Shea Buckner

Personal information
- Born: Huntington Beach, California
- Height: 6 ft 3 in (1.91 m)

Sport
- Country: United States
- Sport: Water Polo

= Shea Buckner =

American Olympian water polo player and actor

Shea Buckner (born December 12, 1986) is an American Olympian water polo player and actor. He is known for The Rookie (2023), The Blacklist (2021), The Equalizer (2021), Power Book II: Ghost (2020), Mom (2018), Animal Kingdom (2016), Survive the Night (2020), Get Christie Love (2017), Escape Plan: The Extractors (2019), and Escape Plan 2: Hades (2018). He won two NCAA Championships while playing for the University of Southern California. He also competed for the United States national team at the 2012 Summer Olympics.

==Career==

===High school===
Buckner played water polo at Villa Park High School, where he scored 364 career goals. He was named to the All-American first team twice. In 2004, he was the CIF Division II Player of the Year, Orange County Register Player of the Year, and Century League MVP.

===College===
Buckner started his college career at the University of California in 2005. He scored 22 goals that season. He then transferred to the University of Southern California and did not compete in 2006. In 2007, he scored 24 goals to rank second on the team.

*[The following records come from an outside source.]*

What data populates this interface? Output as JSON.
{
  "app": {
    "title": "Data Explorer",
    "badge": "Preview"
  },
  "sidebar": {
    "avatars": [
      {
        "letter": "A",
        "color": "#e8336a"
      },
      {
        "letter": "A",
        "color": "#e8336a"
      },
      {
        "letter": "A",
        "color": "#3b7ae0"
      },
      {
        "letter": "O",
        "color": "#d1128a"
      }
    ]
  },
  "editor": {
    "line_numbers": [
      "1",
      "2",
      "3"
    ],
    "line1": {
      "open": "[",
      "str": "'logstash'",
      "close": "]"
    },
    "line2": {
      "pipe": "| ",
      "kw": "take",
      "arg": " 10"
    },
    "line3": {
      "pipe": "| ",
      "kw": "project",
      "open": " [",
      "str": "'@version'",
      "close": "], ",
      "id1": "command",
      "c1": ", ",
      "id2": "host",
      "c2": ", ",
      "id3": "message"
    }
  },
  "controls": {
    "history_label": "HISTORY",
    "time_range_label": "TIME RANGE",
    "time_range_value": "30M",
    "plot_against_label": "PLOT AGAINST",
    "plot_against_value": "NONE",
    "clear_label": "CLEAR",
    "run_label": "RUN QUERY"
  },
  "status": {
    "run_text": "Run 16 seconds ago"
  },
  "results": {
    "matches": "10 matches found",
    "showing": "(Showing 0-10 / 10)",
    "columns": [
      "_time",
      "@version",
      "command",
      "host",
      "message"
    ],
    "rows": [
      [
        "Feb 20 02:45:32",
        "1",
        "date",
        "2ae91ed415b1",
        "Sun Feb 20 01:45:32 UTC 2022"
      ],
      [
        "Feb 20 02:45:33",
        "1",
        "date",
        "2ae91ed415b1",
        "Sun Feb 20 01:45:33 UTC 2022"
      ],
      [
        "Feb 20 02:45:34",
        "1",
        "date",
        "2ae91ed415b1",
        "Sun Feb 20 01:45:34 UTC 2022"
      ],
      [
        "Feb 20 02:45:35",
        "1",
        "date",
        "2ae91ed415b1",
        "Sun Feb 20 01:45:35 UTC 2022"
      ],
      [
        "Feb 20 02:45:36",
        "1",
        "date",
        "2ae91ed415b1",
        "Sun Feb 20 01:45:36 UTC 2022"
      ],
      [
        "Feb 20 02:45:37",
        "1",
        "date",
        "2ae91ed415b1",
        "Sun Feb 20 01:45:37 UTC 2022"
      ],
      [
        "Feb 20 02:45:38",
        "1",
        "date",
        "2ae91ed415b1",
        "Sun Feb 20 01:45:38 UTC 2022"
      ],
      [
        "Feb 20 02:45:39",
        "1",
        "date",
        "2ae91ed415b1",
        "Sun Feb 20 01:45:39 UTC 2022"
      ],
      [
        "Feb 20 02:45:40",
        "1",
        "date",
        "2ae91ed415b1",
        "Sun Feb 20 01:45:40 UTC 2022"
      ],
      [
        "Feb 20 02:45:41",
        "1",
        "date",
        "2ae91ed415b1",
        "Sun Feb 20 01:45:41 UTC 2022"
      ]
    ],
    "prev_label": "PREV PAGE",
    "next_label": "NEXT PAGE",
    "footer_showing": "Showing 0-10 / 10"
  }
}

In 2008, Buckner scored 42 goals to rank second on the team again. He helped USC win the NCAA Championship, scoring three goals in the final match against Stanford. He was also named to the All-American first team and the NCAA Tournament first team. The following year, Buckner led the Trojans with 44 goals. He was again named to the All-American first team and the NCAA Tournament first team, and USC repeated as national champions.

===International===
Buckner played for the U.S. national team at the 2010, 2011, and 2012 FINA World League Super Finals, the 2011 FINA World Championships, and the 2012 Summer Olympics. He scored two goals at the Olympics, as the U.S. finished in eighth place.

===Professional===
Buckner plays professionally for Italy's Latina Pallanuoto.

==Personal==
Buckner was born in Huntington Beach, California, on December 12, 1986. He is 6 feet, 3 inches tall. He resides in Villa Park, California. Two of his siblings, Patrick and Shannon, played water polo for USC.